Original versions of the bills allocated up to $2 million in unclaimed lottery prize money to the account every two years, but the provision was removed in committees. Now, the state would decide how much money is allocated to the account, similar to others.

Sawyer said if lawmakers have to revisit the account during each budget discussion, it’s more likely to get the funding he says it deserves. “We don’t want people to stop talking and thinking about what’s happening,” Sawyer told TVW.

Most of the civil fines collected under the House bill would go toward funding the state’s task force, but 25 percent would be reserved for advocacy organizations that provide mental health services for victims. “It’s not just after stopping the sex offenders, we need to make sure we’re taking care of victims too,” Sawyer said.

Both measures are named for Alicia Kozakiewicz, a woman who was lured from her home at 13 by a man she met online.
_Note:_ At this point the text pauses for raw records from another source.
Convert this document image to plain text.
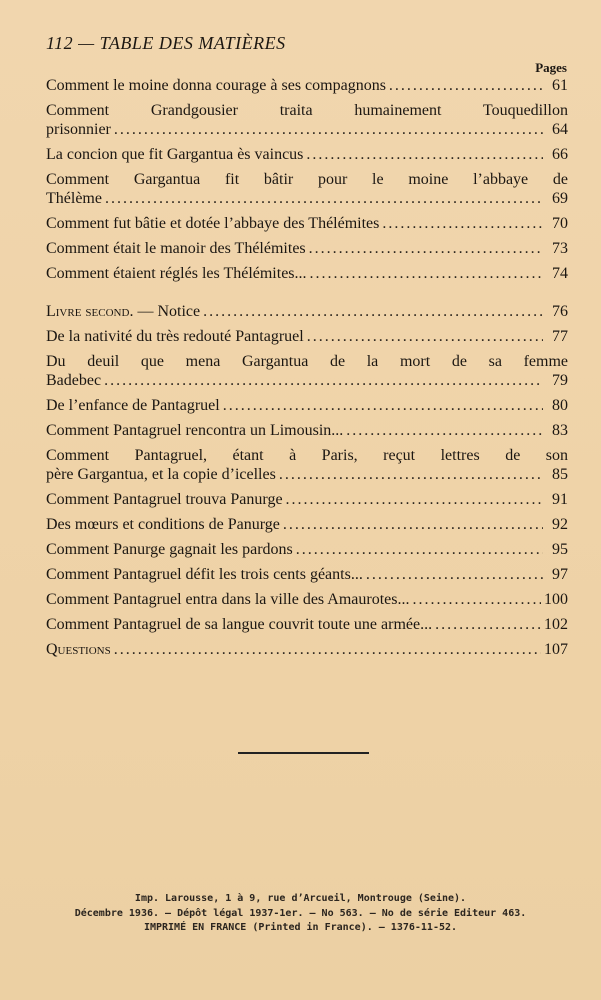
112 — TABLE DES MATIÈRES
Pages
Comment le moine donna courage à ses compagnons .....	61
Comment Grandgousier traita humainement Touquedillon
prisonnier .....	64
La concion que fit Gargantua ès vaincus .....	66
Comment Gargantua fit bâtir pour le moine l’abbaye de
Thélème .....	69
Comment fut bâtie et dotée l’abbaye des Thélémites .....	70
Comment était le manoir des Thélémites .....	73
Comment étaient réglés les Thélémites... .....	74
Livre second. — Notice .....	76
De la nativité du très redouté Pantagruel .....	77
Du deuil que mena Gargantua de la mort de sa femme
Badebec .....	79
De l’enfance de Pantagruel .....	80
Comment Pantagruel rencontra un Limousin... .....	83
Comment Pantagruel, étant à Paris, reçut lettres de son
père Gargantua, et la copie d’icelles .....	85
Comment Pantagruel trouva Panurge .....	91
Des mœurs et conditions de Panurge .....	92
Comment Panurge gagnait les pardons .....	95
Comment Pantagruel défit les trois cents géants... .....	97
Comment Pantagruel entra dans la ville des Amaurotes... .....	100
Comment Pantagruel de sa langue couvrit toute une armée... .....	102
Questions .....	107
Imp. Larousse, 1 à 9, rue d’Arcueil, Montrouge (Seine).
Décembre 1936. — Dépôt légal 1937-1er. — No 563. — No de série Editeur 463.
IMPRIMÉ EN FRANCE (Printed in France). — 1376-11-52.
A FBI internet crimes task force rescued the young girl four days later, after she was chained in basement, raped, beaten and tortured.

The 26-year-old now advocates around the country for state-level task forces, which she says have limited resources. “They have to look into these children’s eyes and say ‘I don’t have the ability to come get you’,” Kozakiewicz told TVW last month. “I know who you are, I know where you are and I know what’s happening to you, but I can’t come save you because I don’t have the manpower.”

Seattle Police Captain Mike Edwards, who commands Washington’s tax force, says the team needs more funding to secure more full-time help. They received more than 16,000 leads last year. “We’re getting crushed by the number of reports,” he said.

Sawyer’s bill received a hearing in the Senate Law and Justice committee on Thursday. The Senate version is scheduled for a hearing Monday in House Appropriations.